I prepared a Thanksgiving meal for everyone plus a friend of The Boyfriend's, minus the turkey. He brought a pre-cooked turkey over which just needed to be heated up...unfortunately, he discovered I had none of the required equipment for turkey heating - no meat thermometer, no roasting pan, no baster, etc. I'm a vegetarian, what would I do with that stuff? So as with many Thanksgivings, it did not go off without a hitch. But it went off pretty well considering the delicate balance of juggling the kids, greeting visitors, and making sure mashed potatoes, stuffing, peas, risotto, corn bread, gravy, turkey, and green bean casserole all served hot at the same time was actually accomplished. Here's the table setting before:
...and the aftermath in the kitchen...
The next day we went to the Redondo Beach Pier, which was chilly and pleasantly not busy.
The day after we went to the Griffith Observatory, which was insanely packed and the parking was a nightmare, but was a decent enough time once we got there. At the end of the day Bobby was acting out so much I felt like wringing his neck (but didn't). Considering the fact that Thanksgiving last year was the day I first hit him, I suppose this year was a step up. So...there's that.

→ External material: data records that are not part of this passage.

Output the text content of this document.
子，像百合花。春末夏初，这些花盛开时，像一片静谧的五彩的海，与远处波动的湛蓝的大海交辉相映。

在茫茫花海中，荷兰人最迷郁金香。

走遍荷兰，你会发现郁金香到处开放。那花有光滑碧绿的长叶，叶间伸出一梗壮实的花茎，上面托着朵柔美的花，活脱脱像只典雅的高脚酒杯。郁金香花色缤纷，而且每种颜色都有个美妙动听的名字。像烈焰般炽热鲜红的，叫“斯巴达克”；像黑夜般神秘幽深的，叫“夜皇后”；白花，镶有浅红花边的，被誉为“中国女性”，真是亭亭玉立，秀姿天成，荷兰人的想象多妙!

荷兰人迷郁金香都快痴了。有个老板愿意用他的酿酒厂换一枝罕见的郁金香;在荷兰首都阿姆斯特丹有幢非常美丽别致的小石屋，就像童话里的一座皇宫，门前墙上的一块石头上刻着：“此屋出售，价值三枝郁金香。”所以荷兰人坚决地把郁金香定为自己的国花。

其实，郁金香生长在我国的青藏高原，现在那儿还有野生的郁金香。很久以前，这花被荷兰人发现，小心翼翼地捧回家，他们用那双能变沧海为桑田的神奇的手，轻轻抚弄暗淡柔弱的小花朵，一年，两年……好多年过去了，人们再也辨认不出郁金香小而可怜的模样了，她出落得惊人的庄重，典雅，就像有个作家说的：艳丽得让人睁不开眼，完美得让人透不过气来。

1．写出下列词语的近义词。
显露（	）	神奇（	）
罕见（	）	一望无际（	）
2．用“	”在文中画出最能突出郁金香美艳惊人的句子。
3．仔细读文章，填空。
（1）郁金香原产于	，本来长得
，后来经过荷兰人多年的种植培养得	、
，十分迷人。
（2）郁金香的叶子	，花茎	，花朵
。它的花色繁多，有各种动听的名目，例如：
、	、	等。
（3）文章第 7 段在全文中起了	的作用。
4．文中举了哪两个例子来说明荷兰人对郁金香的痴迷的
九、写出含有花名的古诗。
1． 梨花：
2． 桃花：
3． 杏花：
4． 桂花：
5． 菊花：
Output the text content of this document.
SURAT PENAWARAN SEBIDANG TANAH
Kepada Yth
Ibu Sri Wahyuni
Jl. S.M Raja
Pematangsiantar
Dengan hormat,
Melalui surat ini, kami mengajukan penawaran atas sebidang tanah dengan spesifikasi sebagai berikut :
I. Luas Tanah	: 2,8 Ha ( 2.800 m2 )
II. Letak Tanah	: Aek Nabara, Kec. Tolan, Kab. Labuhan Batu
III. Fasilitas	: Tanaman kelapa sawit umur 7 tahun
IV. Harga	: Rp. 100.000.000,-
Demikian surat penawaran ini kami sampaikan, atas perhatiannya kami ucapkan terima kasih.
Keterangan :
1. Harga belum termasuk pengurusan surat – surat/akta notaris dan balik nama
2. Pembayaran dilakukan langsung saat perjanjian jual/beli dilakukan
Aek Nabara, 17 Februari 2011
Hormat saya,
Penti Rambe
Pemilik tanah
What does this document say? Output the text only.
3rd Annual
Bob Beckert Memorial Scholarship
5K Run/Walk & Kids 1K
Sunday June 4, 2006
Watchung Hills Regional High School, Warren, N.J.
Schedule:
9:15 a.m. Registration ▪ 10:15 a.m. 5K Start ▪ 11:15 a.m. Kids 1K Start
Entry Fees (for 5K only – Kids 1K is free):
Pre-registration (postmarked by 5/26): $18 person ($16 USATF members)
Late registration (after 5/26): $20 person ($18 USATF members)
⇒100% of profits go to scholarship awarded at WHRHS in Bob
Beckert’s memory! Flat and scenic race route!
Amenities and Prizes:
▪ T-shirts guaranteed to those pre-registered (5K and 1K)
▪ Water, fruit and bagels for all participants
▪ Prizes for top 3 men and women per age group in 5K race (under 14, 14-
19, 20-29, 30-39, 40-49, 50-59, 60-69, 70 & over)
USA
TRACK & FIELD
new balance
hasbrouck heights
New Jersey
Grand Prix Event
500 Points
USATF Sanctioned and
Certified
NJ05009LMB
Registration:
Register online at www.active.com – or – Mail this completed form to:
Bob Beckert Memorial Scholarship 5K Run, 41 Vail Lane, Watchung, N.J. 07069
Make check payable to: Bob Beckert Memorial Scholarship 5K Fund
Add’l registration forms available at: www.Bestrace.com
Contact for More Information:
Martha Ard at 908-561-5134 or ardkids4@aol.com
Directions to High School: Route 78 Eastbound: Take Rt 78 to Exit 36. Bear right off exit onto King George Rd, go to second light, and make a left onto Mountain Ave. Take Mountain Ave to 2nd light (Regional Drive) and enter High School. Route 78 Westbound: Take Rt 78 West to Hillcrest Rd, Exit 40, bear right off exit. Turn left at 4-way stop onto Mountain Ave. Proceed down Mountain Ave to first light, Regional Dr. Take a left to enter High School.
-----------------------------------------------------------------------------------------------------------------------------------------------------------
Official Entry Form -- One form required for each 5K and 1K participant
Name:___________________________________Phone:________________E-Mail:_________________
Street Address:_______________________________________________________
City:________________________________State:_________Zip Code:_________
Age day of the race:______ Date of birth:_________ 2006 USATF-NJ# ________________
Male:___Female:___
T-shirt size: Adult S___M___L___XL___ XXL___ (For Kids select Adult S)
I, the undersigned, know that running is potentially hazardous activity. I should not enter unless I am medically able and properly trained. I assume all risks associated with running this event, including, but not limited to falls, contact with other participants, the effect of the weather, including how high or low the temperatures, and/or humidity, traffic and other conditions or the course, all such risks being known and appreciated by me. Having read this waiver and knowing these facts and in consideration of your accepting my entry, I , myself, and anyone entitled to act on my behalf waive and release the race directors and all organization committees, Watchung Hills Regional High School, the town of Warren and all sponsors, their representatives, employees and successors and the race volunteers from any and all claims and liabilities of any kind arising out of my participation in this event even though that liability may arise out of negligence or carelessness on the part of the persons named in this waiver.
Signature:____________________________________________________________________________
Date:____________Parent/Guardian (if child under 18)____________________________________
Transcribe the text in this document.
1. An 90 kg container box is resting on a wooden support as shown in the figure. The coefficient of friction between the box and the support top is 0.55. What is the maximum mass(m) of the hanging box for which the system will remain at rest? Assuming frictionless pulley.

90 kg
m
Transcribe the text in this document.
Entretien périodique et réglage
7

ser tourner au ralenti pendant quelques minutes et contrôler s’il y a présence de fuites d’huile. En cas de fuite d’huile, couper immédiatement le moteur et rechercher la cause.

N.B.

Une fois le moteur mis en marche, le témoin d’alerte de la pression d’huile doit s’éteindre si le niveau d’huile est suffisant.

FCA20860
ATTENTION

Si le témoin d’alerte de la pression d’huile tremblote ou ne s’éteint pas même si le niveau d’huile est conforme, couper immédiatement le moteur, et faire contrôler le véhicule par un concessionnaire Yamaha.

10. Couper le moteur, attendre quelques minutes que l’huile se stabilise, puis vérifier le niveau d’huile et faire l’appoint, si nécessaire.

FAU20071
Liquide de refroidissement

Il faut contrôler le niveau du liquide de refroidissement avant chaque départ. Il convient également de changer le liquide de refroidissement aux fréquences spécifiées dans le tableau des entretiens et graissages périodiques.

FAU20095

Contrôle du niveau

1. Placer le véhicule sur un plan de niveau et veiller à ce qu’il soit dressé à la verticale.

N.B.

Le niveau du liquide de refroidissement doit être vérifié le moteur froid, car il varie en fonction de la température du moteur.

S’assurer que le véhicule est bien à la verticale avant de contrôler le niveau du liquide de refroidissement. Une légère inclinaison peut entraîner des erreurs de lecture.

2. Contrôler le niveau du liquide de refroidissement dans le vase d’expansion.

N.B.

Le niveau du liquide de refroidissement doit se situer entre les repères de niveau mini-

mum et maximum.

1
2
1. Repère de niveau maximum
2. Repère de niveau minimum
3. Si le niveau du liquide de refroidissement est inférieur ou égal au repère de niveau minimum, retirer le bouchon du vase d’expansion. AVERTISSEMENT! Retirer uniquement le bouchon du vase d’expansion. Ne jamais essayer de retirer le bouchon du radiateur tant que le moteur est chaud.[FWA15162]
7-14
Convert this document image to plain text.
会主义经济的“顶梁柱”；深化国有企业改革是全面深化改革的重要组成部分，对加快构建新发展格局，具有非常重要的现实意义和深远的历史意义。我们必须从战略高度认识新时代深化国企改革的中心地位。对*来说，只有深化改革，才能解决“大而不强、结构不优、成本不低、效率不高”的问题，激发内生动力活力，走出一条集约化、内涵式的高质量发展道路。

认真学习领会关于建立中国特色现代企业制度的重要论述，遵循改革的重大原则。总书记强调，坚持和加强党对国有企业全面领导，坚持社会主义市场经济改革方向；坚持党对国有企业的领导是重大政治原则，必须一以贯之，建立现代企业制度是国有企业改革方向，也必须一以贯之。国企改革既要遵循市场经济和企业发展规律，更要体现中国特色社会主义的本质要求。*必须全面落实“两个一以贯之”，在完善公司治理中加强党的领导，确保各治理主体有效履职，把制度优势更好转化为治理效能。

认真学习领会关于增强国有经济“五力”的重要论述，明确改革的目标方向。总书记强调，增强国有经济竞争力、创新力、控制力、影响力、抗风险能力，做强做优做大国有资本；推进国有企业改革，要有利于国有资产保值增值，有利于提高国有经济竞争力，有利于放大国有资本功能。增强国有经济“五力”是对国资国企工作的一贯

That night I had a gig in San Diego at a jazz festival, which meant I left the house at 4 PM and didn't get back until after 3 AM. Thankfully The Boyfriend drove me; I never would have survived that long drive home had I been by myself. For how much it cost me to pay the babysitter, if we have this same gig next year I think I'll stay overnight. I was so exhausted I was hallucinating.
The next day on just a couple of hours' sleep we had a mellow walk around the silverlake reservoir and then had an early night. The relatives left, The Boyfriend went to work, and everything went back to normal.
I had lots of hug and talk sessions with Bobby before, during, and after the weekend about what was going to happen. I'm not sure if these helped keep the meltdowns somewhat at bay, but I like to think so. At the beginning of the weekend he was being weird so I asked if he was freaked out that a lot of people were coming over, and he said yes. I comforted him about this. At one point he referred to the living room as "the loudest room in the world" because of all the grown ups talking and laughing. He is for sure his mother's son. I get very overstimulated by lots of noise and commotion and chaos and kind of freak out. For sure my preference in these situations is hiding out in the kitchen. Towards the end of the weekend when he was acting out I asked if he was sad because everyone was leaving and he nodded yes and said he needed a hug. I tried really hard to hear him and acknowledge his feelings, and not expect him to be a perfect little angel while his whole life is turned upside down. This shit is highly confusing for kids. I get all freaked out and cranky - imagine how a three-year-old must feel?
Thankfully Theo was chill and adorable all weekend. Babies are so frigging easy! I dread the day that goes away.
Things went just fine with The Boyfriend. I figure if we can survive this, and Christmas, with him being a very active co-parent, we're in good shape. As with Bobby, I made an effort to thank him for everything he did for us all weekend and make sure he knew he was loved. In return he took really good care of me and lightened the burden a lot.
But yeah, other people are a lot of work. Worth it, but...man. I am very much looking forward to spending a couple of nights blissfully alone watching documentaries and drinking strong cups of tea. Sometimes being alone can be pretty great, too.